Camptothecin-psammaplin A hybrids as topoisomerase I and HDAC dual-action inhibitors
Eur J Med Chem 2018 Jan 1;143:2005-2014.PMID:29150335DOI:10.1016/j.ejmech.2017.11.021.
Recent studies have demonstrated enhanced anticancer effects of combination therapy consisting of camptothecin derivatives and HDAC inhibitors. To exploit this synergy in a single active compound, we designed new dual-acting multivalent molecules simultaneously targeting topoisomerase I and HDAC. In particular, a selected compound containing a camptothecin and the Psammaplin A scaffold showed a broad spectrum of antiproliferative activity, with IC50 values in the nanomolar range. Preliminary in vivo results indicated a strong antitumor activity on human mesothelioma primary cell line MM473 orthotopically xenografted in CD-1 nude mice and very high tolerability.

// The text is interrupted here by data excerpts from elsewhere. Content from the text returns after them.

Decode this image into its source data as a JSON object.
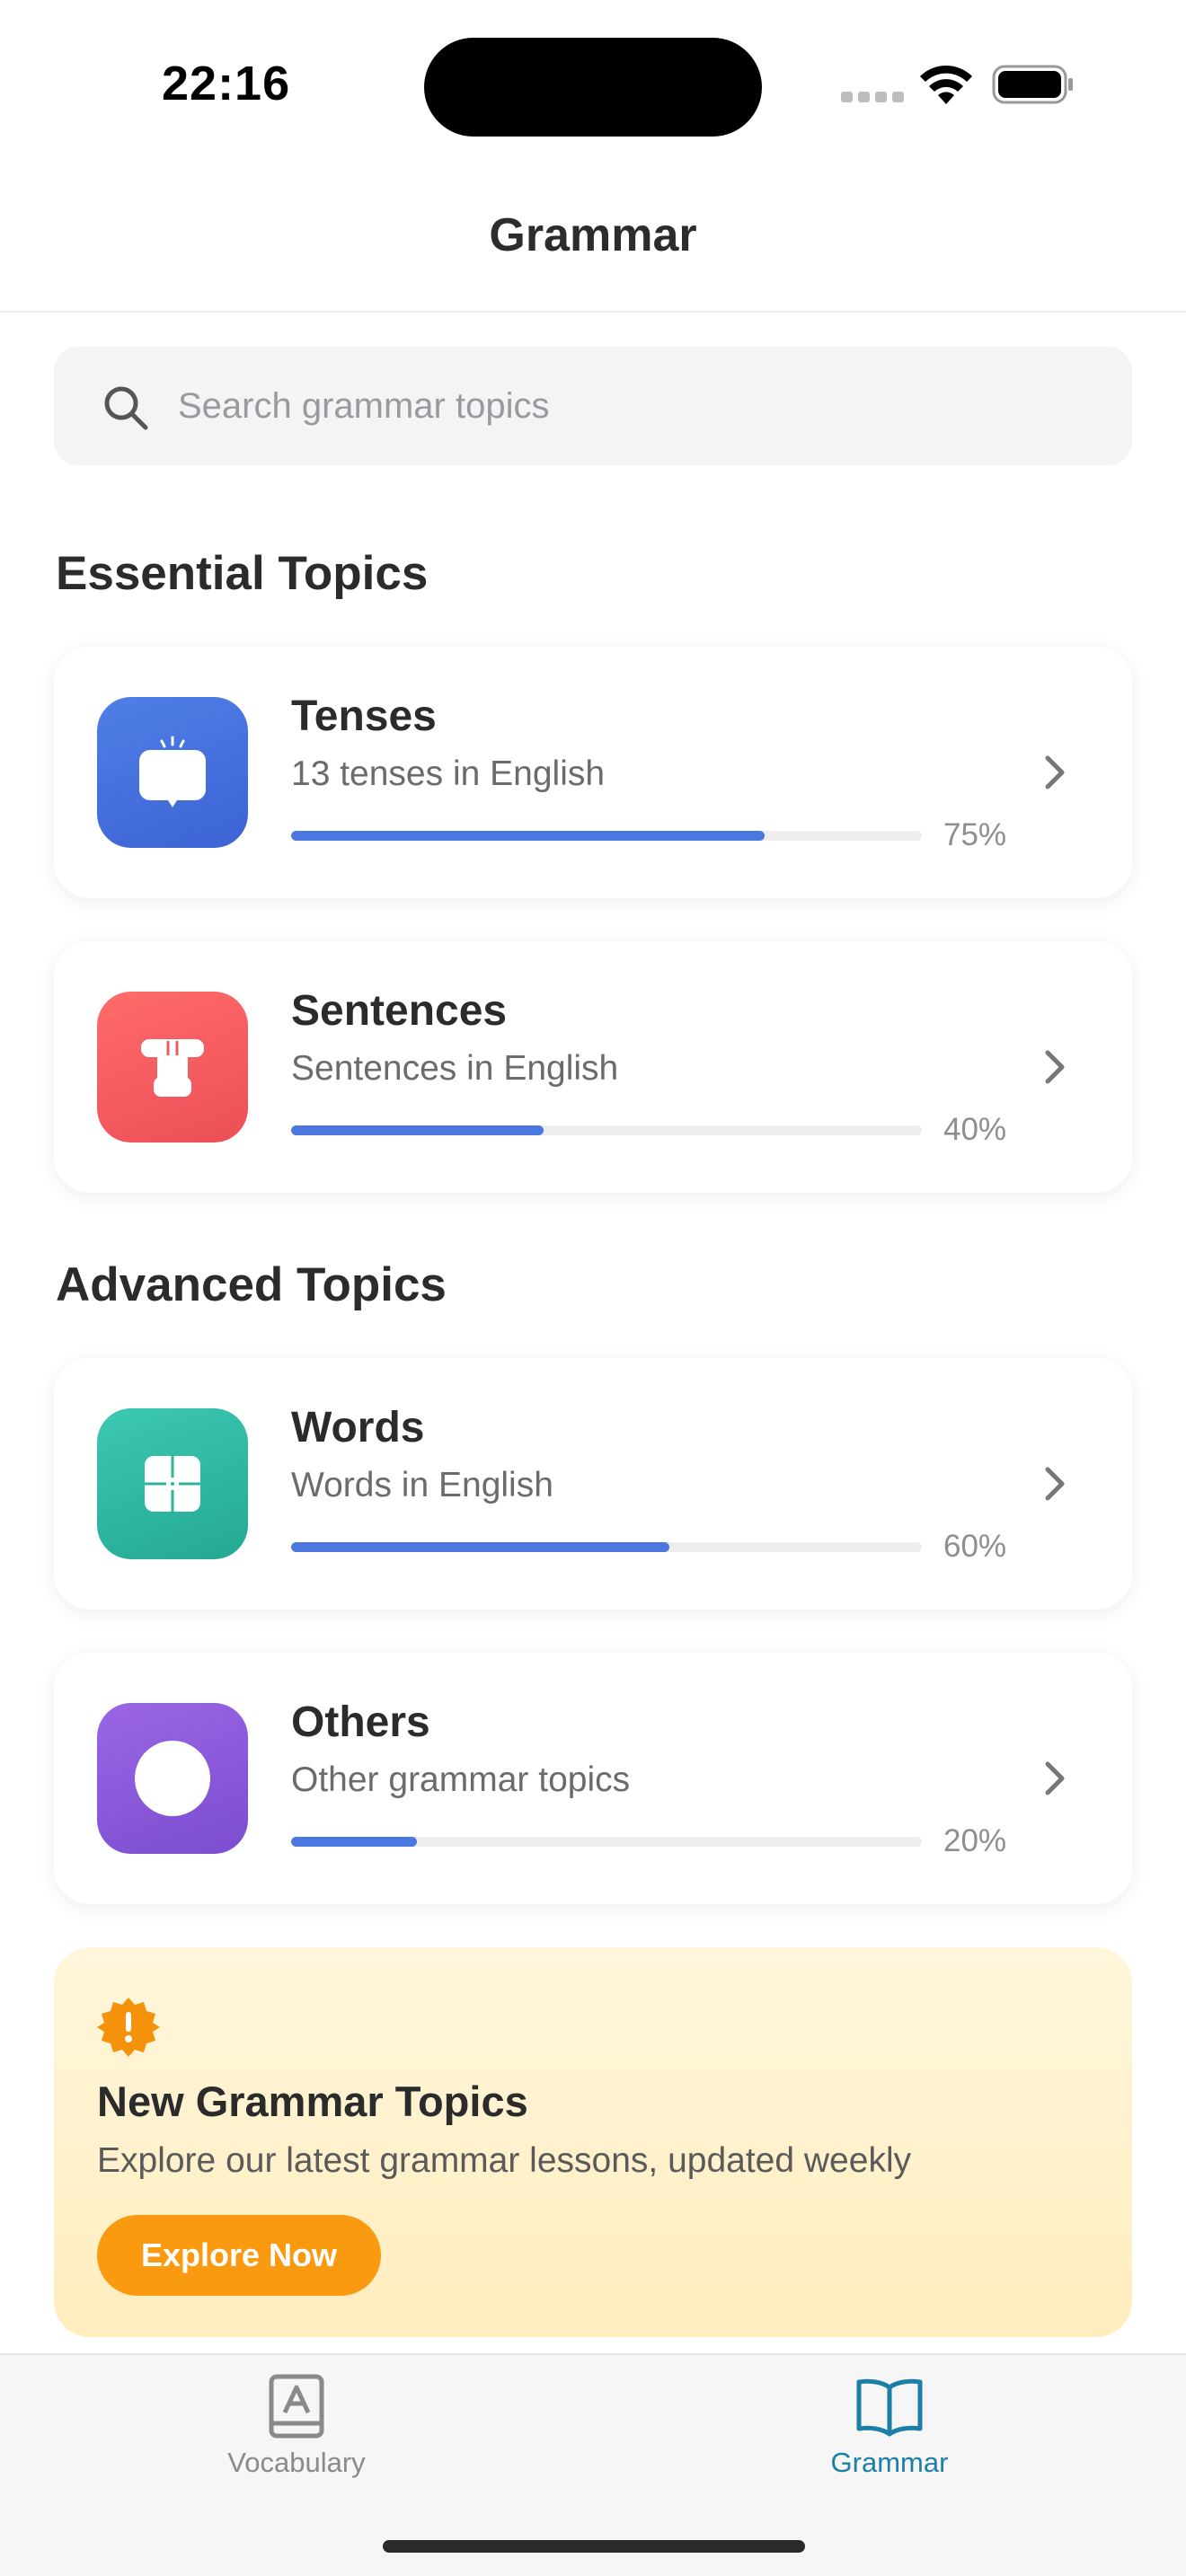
{
  "status_bar": {
    "time": "22:16"
  },
  "nav": {
    "title": "Grammar"
  },
  "search": {
    "placeholder": "Search grammar topics",
    "icon": "search-icon"
  },
  "sections": {
    "essential": "Essential Topics",
    "advanced": "Advanced Topics"
  },
  "topics": [
    {
      "title": "Tenses",
      "subtitle": "13 tenses in English",
      "progress": 75,
      "progress_label": "75%",
      "icon": "clock-icon",
      "color": "#4a74e0"
    },
    {
      "title": "Sentences",
      "subtitle": "Sentences in English",
      "progress": 40,
      "progress_label": "40%",
      "icon": "quote-icon",
      "color": "#f2585c"
    },
    {
      "title": "Words",
      "subtitle": "Words in English",
      "progress": 60,
      "progress_label": "60%",
      "icon": "words-icon",
      "color": "#2cb8a4"
    },
    {
      "title": "Others",
      "subtitle": "Other grammar topics",
      "progress": 20,
      "progress_label": "20%",
      "icon": "circle-icon",
      "color": "#8b5ad8"
    }
  ],
  "promo": {
    "title": "New Grammar Topics",
    "description": "Explore our latest grammar lessons, updated weekly",
    "button": "Explore Now",
    "icon": "alert-badge-icon"
  },
  "tabs": [
    {
      "label": "Vocabulary",
      "icon": "book-a-icon",
      "active": false
    },
    {
      "label": "Grammar",
      "icon": "open-book-icon",
      "active": true
    }
  ],
  "colors": {
    "accent": "#4a78e0",
    "tab_active": "#1b7fa8",
    "tab_inactive": "#8a8a8a",
    "promo_button": "#f99a10"
  }
}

Psammaplin A, a chitinase inhibitor isolated from the Fijian marine sponge Aplysinella rhax
Bioorg Med Chem 2002 Apr;10(4):1123-8.PMID:11836123DOI:10.1016/s0968-0896(01)00372-8.
Several brominated tyrosine derived compounds, psammaplins A (1), K (2) and L (3) as well as bisaprasin (4) were isolated from the Fijian marine sponge Aplysinella rhax during a bioassay guided isolation protocol. Their structures were determined using NMR and MS techniques. Psammaplin A was found to moderately inhibit chitinase B from Serratia marcescens, the mode of inhibition being non-competitive. Crystallographic studies suggest that a disordered Psammaplin A molecule is bound near the active site. Interestingly, Psammaplin A was found to be a potent antifungal agent.